I'll come with you...but it is an empty offer. We both know that he will never be accepted by my family, not even if he cuts his hair and dresses in one of his old suits. They will never see the mountains reflected in the depths of his eyes, realize how tranquil the horses and valley make him, or experience the quiet strength that radiates from the Sacred Valley. Nor will they ever see it in me. Instead, they will only notice the olive tones in his skin, my now wild hair, his heavy accent, the strangeness of my clothes. But perhaps that really is all there is to see.

"No," I force a smile for him and kiss his hand, "it's tourist season. You have to stay here."

He says nothing, not even to protest. In the darkness, I wonder if we share the same fear, or if it strikes me alone--the fear that I might not return.

From behind us, the pipes play again, a Quechua melody as old as the city below. Someone joins in with a guitar. In the distance, the tourist train from Aguas Calientes winds its way down the mountainside toward the valley and announces its presence in the darkness with a low, mournful whistle.

"Come on." Gabriel takes my hand and pulls me toward the ruins.

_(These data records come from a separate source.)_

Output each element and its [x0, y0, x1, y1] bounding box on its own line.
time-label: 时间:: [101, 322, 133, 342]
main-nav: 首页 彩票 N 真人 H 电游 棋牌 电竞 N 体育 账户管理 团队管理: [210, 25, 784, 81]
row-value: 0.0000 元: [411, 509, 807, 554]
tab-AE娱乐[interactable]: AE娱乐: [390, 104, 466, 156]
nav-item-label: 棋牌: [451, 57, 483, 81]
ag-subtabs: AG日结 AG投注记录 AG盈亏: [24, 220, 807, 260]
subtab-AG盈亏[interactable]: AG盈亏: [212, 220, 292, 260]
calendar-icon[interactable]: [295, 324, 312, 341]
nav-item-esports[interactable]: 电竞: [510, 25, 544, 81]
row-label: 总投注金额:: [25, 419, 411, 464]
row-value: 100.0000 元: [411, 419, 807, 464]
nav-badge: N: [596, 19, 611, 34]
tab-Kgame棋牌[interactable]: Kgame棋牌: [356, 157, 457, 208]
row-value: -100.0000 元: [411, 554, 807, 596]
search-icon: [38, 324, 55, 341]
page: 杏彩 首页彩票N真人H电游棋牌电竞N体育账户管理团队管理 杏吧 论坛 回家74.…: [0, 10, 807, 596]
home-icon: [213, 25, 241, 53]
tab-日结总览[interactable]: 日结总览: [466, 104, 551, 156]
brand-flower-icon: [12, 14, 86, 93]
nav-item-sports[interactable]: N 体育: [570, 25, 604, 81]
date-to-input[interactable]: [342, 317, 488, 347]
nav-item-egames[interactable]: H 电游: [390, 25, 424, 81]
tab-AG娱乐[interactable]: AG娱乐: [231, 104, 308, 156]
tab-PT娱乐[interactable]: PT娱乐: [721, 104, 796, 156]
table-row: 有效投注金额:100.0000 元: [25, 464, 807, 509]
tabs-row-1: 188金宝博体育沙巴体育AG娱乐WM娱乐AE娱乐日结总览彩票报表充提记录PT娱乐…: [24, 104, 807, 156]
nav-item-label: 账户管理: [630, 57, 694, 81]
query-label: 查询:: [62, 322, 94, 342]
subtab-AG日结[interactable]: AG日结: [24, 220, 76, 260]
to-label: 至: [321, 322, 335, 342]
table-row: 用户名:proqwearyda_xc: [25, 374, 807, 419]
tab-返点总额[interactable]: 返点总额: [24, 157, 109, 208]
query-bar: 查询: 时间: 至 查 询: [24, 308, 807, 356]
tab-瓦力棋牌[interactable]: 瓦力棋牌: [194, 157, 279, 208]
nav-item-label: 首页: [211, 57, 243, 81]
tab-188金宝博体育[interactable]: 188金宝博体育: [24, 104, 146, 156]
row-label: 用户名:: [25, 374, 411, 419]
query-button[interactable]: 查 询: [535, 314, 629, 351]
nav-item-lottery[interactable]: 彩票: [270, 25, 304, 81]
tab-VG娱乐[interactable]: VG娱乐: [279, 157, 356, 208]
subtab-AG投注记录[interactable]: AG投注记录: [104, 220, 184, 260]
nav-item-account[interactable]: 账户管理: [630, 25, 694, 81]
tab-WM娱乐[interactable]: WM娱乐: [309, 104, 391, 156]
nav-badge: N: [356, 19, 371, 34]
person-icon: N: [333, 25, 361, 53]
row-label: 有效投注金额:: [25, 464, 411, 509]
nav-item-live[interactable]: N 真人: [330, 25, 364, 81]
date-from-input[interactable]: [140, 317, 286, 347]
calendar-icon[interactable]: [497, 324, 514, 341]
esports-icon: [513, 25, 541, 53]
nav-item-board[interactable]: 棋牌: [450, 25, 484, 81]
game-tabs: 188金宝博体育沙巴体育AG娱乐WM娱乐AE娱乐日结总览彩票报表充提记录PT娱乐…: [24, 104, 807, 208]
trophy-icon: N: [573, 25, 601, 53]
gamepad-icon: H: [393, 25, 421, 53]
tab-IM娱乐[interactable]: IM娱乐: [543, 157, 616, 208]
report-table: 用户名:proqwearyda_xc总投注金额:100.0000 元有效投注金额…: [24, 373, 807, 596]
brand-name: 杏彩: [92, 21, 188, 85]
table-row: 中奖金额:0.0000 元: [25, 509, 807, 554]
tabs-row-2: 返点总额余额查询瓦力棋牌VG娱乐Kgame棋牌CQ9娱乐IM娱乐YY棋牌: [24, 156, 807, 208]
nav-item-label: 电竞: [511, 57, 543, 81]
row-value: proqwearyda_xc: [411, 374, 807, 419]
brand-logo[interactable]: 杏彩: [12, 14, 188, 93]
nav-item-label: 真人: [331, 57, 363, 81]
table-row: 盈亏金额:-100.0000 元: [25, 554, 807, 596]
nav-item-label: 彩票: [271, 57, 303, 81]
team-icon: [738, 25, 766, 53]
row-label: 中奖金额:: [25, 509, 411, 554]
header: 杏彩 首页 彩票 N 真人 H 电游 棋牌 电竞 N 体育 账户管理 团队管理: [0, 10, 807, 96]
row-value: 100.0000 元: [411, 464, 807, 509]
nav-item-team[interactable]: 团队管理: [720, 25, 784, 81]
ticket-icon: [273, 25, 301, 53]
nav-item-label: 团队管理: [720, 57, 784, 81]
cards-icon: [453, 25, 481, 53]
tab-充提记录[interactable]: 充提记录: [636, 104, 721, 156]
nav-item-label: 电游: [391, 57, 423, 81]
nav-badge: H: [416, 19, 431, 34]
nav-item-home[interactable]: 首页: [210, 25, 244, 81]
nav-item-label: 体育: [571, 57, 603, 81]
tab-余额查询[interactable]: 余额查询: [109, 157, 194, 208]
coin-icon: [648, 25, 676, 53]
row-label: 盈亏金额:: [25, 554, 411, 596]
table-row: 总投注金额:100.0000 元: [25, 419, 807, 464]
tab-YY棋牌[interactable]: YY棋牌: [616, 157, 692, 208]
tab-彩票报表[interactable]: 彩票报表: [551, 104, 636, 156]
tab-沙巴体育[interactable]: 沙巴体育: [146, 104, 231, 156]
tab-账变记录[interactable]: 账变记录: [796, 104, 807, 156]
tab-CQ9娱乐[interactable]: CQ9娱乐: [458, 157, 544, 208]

The moon lights the field, allowing us to step easily over the hand-plowed furrows and stones. Our shadows intertwine on the ground. When we reach the massive rocks which form what is left of the fortress's walls, he scales them easily and disappears over the top.

But I am too short to follow.

I run further down the wall to the only set of steps cutting up steeply through the rocks. My feet do not falter even in the patches of darkness hidden from the moon. Testament to the countless times I have wandered these ruins, and to the instincts of steps and mountain slopes which have developed inside me. Instincts which continue to grow each time I walk up the hill from the city, each time I stare at the ruins, each time I watch the children at play in the fields. My feet have forgotten the feel of American concrete; business suits seem fantastical now, along with skyscrapers which suffocate and block out the sun. My freedom is the mountains, my religion lies in a stable between Inca ruins and a giant white Christ.

Breathing deep in the thin air, I reach the top of the walls--Gabriel isn't there. I look for him but see only the tumbled rocks on the field behind me and the artificial lights of the city below. For a moment, I panic, frightened of being alone. My heartbeat quickens, my breathing stops. A sickening feeling of sudden and intense desertion overwhelms me--

And then I see him. At the edge of the wall, he faces out into the darkness toward Apu Ausangate. His hair loosed from its ponytail and spilling freely across his shoulders, his arms outstretched. A replica in flesh and blood of the white Christ glowing behind him.

As I approach, my footsteps silent on the rocks, he senses me. He turns toward me and smiles, his face beaming with an expression of deep love. I feel my chest expand with adoration and passion, reciprocated.
I reach for his hand, and I am home.